Lo scrivente, convinto sostenitore della difesa della Costituzione, e sostenitore del No sia alla prima riforma Bossi-Berlusconi che a questa Boschi-Renzi, e quindi conscio delle regole costituzionali, è tranquillo; e se mi permettete, offro un consiglio: quando siamo chiamati ad esprimere un parere, un voto, vi ricordo che è buona norma di salvaguardia alla propria ed altrui salute, informarvi, leggere, studiare, non è possibile come leggo da più parti, sentirsi traditi perché c'è l'ipotesi di un Renzi bis, il Popolo Sovrano ha parlato ed ha espresso forte è chiaro il suo No...alla Riforma Costituzionale Boschi- Renzi.

Ora che abbiamo salvato la Costituzione più bella del mondo da una trasformazione, atteniamoci ad essa e aspettiamo fiduciosi il termine della consultazione e la decisione del Presidente Sergio Mattarella,  sono certo che lui garante della Costituzione ha ascoltato non solo le più alte cariche dello Stato, l'ex presidente e tutti i partiti, ma ha ascoltato anche la decisione del Popolo italiano e qualsiasi sia la sua scelta sarà nel rispetto totale della Costituzione di cui è garante e nell'interesse del Popolo italiano che il 4 dicembre ha detto la sua in modo forte, chiaro e in forma esplicita. Questo non vuol dire che caldeggio un Renzi bis, ma se costituzionalmente non c'è altra strada per fare la nuova legge elettorale archiviando l'italicum, magari inserendo le Primarie per legge per tutti i partiti, e si va al voto con una nuova legge elettorale votata con ampio e ritrovato consenso parlamentare, e si vota questo... sì ve lo ripeto: informati su programmi e candidati, così magari ci trasformiamo in un Paese normale, dove non si vota per protesta l'unto del Signore di turno, ma si vota per il bene comune cioè per noi cittadini di questo meraviglioso Bel Paese che si chiama Italia.
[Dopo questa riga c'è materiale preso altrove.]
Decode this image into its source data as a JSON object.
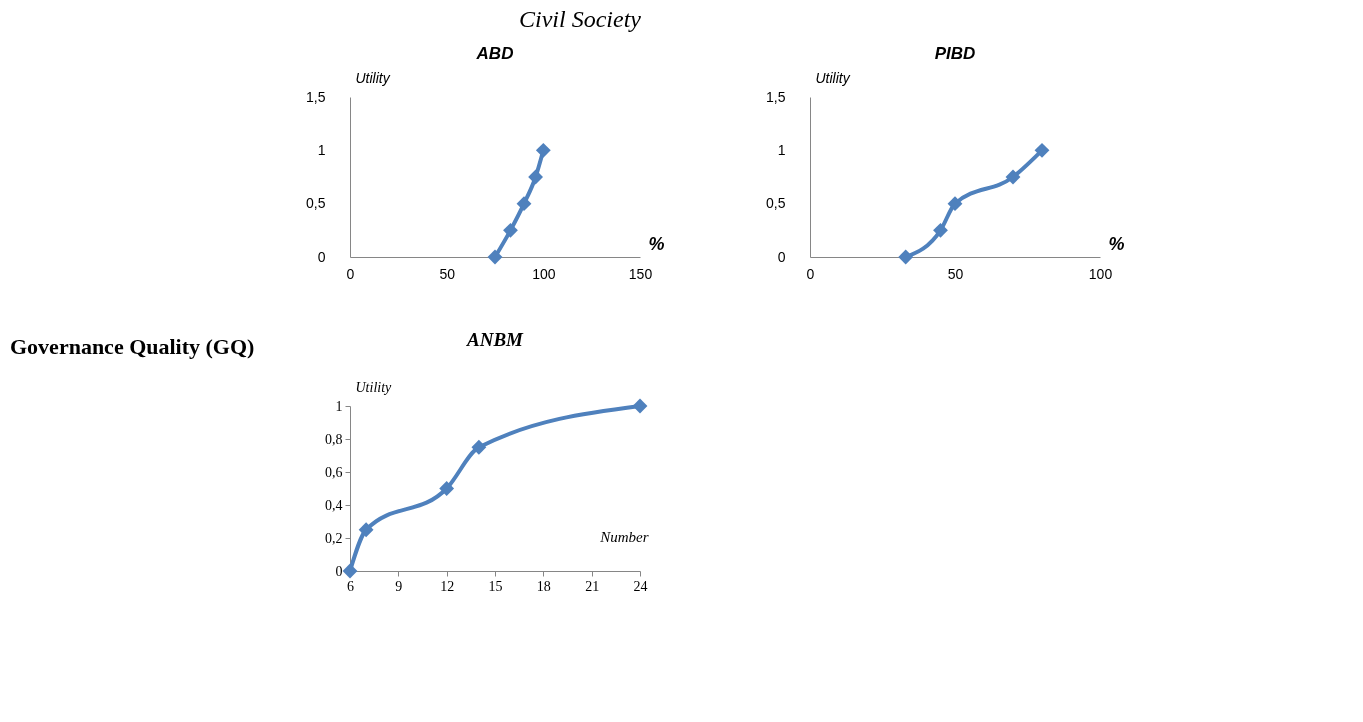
{
  "chart_data": [
    {
      "type": "line",
      "title": "ABD",
      "xlabel": "%",
      "ylabel": "Utility",
      "x": [
        75,
        83,
        90,
        96,
        100
      ],
      "series": [
        {
          "color": "#4f81bd",
          "values": [
            0,
            0.25,
            0.5,
            0.75,
            1
          ]
        }
      ],
      "xlim": [
        0,
        150
      ],
      "xticks": [
        0,
        50,
        100,
        150
      ],
      "ylim": [
        0,
        1.5
      ],
      "yticks": [
        0,
        {
          "value": 0.5,
          "label": "0,5"
        },
        1,
        {
          "value": 1.5,
          "label": "1,5"
        }
      ],
      "marker": "diamond",
      "grid": false,
      "annotations": [
        "Civil Society",
        "Governance Quality (GQ)"
      ]
    },
    {
      "type": "line",
      "title": "PIBD",
      "xlabel": "%",
      "ylabel": "Utility",
      "x": [
        33,
        45,
        50,
        70,
        80
      ],
      "series": [
        {
          "color": "#4f81bd",
          "values": [
            0,
            0.25,
            0.5,
            0.75,
            1
          ]
        }
      ],
      "xlim": [
        0,
        100
      ],
      "xticks": [
        0,
        50,
        100
      ],
      "ylim": [
        0,
        1.5
      ],
      "yticks": [
        0,
        {
          "value": 0.5,
          "label": "0,5"
        },
        1,
        {
          "value": 1.5,
          "label": "1,5"
        }
      ],
      "marker": "diamond",
      "grid": false
    },
    {
      "type": "line",
      "title": "ANBM",
      "xlabel": "Number",
      "ylabel": "Utility",
      "x": [
        6,
        7,
        12,
        14,
        24
      ],
      "series": [
        {
          "color": "#4f81bd",
          "values": [
            0,
            0.25,
            0.5,
            0.75,
            1
          ]
        }
      ],
      "xlim": [
        6,
        24
      ],
      "xticks": [
        6,
        9,
        12,
        15,
        18,
        21,
        24
      ],
      "ylim": [
        0,
        1
      ],
      "yticks": [
        0,
        {
          "value": 0.2,
          "label": "0,2"
        },
        {
          "value": 0.4,
          "label": "0,4"
        },
        {
          "value": 0.6,
          "label": "0,6"
        },
        {
          "value": 0.8,
          "label": "0,8"
        },
        1
      ],
      "marker": "diamond",
      "grid": false
    }
  ]
}
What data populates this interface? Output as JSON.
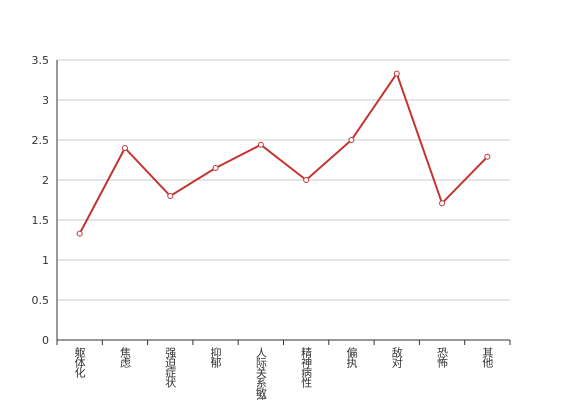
{
  "chart_data": {
    "type": "line",
    "categories": [
      "躯体化",
      "焦虑",
      "强迫症状",
      "抑郁",
      "人际关系敏感",
      "精神病性",
      "偏执",
      "敌对",
      "恐怖",
      "其他"
    ],
    "values": [
      1.33,
      2.4,
      1.8,
      2.15,
      2.44,
      2.0,
      2.5,
      3.33,
      1.71,
      2.29
    ],
    "color": "#c23531",
    "ylim": [
      0,
      3.5
    ],
    "yticks": [
      0,
      0.5,
      1,
      1.5,
      2,
      2.5,
      3,
      3.5
    ],
    "grid": true
  }
}
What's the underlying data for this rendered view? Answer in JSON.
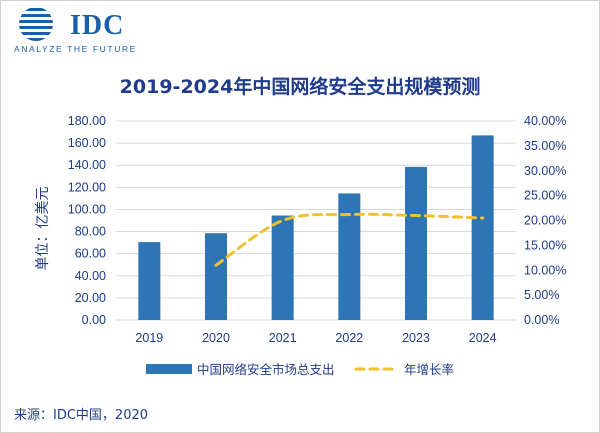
{
  "logo": {
    "text": "IDC",
    "tagline": "ANALYZE THE FUTURE",
    "color": "#1a5fa8"
  },
  "source": "来源：IDC中国，2020",
  "colors": {
    "bar": "#2e75b6",
    "line": "#f2c12e",
    "text": "#1f3b8a",
    "grid": "#d9d9d9"
  },
  "chart_data": {
    "type": "bar",
    "title": "2019-2024年中国网络安全支出规模预测",
    "ylabel": "单位：亿美元",
    "categories": [
      "2019",
      "2020",
      "2021",
      "2022",
      "2023",
      "2024"
    ],
    "ylim": [
      0,
      180
    ],
    "y_ticks": [
      "0.00",
      "20.00",
      "40.00",
      "60.00",
      "80.00",
      "100.00",
      "120.00",
      "140.00",
      "160.00",
      "180.00"
    ],
    "y2lim": [
      0,
      40
    ],
    "y2_ticks": [
      "0.00%",
      "5.00%",
      "10.00%",
      "15.00%",
      "20.00%",
      "25.00%",
      "30.00%",
      "35.00%",
      "40.00%"
    ],
    "grid": true,
    "legend_position": "bottom",
    "series": [
      {
        "name": "中国网络安全市场总支出",
        "type": "bar",
        "axis": "left",
        "values": [
          70.5,
          78.5,
          94.5,
          114.5,
          138.5,
          167.0
        ]
      },
      {
        "name": "年增长率",
        "type": "line",
        "style": "dashed",
        "axis": "right",
        "values": [
          null,
          11.0,
          20.0,
          21.2,
          21.0,
          20.5
        ]
      }
    ]
  }
}
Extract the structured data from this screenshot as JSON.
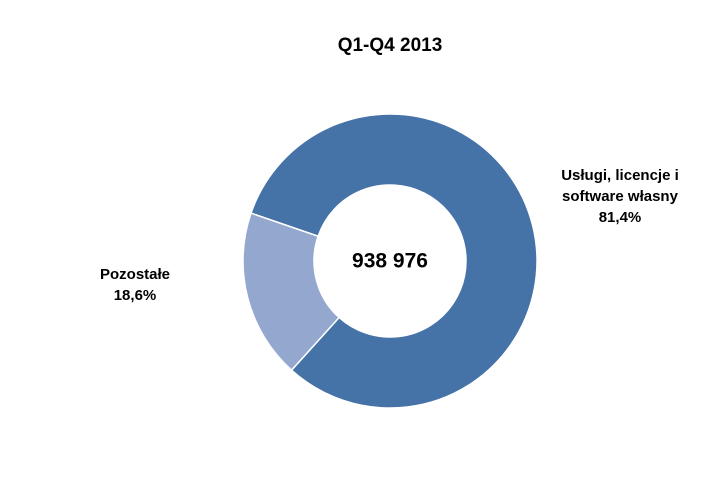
{
  "chart_data": {
    "type": "donut",
    "title": "Q1-Q4 2013",
    "center_label": "938 976",
    "categories": [
      "Usługi, licencje i software własny",
      "Pozostałe"
    ],
    "values": [
      81.4,
      18.6
    ],
    "value_labels": [
      "81,4%",
      "18,6%"
    ],
    "colors": [
      "#4572a7",
      "#94a8cf"
    ]
  }
}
Quindi non strappiamoci le vesti, né piangiamo il morto prima che muoia, come dicevano gli antichi, ma aspettiamo fiduciosi che il Presidente Sergio Mattarella dia l'incarico per formare il nuovo governo della Repubblica italiana, e che la nomina avvenga il più presto possibile, perché per adesso la borsa ha retto, i mercati sono normali, ma una crisi che superi il 15 dicembre quella sì che è intollerabile per il bene del Paese.